Stephen Colebourne said in an interview at last year’s JAX London that “Java 8 will satisfy us for a good few years until there’s something really big and important.” If that “something” is Java 11, only time will tell.
As you surely already know, public updates for Java 8 will remain available for individual, personal use through at least the end of 2020 but business users won’t be that lucky — the ‘public updates’ tap will be turned off in January 2019. That said, it’s time to start thinking about the future.
In a message to the OpenJDK mailing list, Andrew Haley, Java Platform Lead Engineer at Red Hat urged Java developers to get involved with OpenJDK. This makes a lot of sense since Red Hat’s Rich Sharples told us yesterday that “OpenJDK is the future of Java” so if you want to be involved in Java’s development, this is how to do it.
If you’re already a JDK 8u committer or reviewer, that’s great. If you’re involved in OpenJDK but you’re not a JDK 8u committer, you should get someone to propose you as a JDK 8u committer, Haley explained.
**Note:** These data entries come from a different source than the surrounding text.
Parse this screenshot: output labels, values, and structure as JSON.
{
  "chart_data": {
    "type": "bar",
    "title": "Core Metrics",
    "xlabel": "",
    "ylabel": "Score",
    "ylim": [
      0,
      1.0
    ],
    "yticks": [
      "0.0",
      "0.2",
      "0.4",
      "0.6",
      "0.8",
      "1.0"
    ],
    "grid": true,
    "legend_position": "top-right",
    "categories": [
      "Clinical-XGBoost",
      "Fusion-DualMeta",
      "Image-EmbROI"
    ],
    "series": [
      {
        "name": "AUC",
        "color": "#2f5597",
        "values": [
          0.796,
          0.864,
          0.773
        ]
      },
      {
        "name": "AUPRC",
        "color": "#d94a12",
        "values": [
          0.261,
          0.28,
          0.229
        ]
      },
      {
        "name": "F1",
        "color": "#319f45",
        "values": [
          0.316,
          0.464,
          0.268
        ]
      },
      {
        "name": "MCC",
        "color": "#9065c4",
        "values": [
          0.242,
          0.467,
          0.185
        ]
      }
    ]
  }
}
If you’re not an OpenJDK committer, you should submit some patches in order to get committer status.
It’s important to get involved now because once Oracle relinquishes their leadership and the community takes over, they “won’t have much bandwidth to sponsor your patches if you don’t have commit access,” Haley warned. Therefore, it would be a good idea to act now.
Above all, thank you in advance to everyone who’ll be working on jdk8u. I think we can make a real success of this, for a long time to come.
– Andrew Haley
Java 8 reigns supreme ?!
Earlier this year [right before Java 10 was released], we asked JAXenter readers what Java version(s) they were using. Almost 250 people said they were still using Java 8, but this doesn’t mean they were using it for personal purposes. As one respondent pointed out in the comments section, this doesn’t automatically mean they are using it because they want to, but because they have to —in a business context. That said, January 2019 is a pretty important date for business users who don’t have commercial license.
Java 8’s popularity shouldn’t come as a shock, though. When Java 9 was released, we naturally expected that it would take some time getting used to it. When Java 11 was released, we asked nine Java experts if the latest release is important enough to dethrone Java 8. The answer is more nuanced but we tried to narrow it down.
With Java 11 enforcing modularity, this will be the first real migration milestone for many projects. We now have a reasonable number of experiences about how to use the module system and how to migrate and build new software on top.
– Markus Eisele
Read the entire interview series here.
Since a lot of people are still using JDK 8 [for business purposes], it’s safe to assume that it should be kept alive and it will, as Haley explained. If you want to be part of JDK 8u’s future, now’s the time to get involved.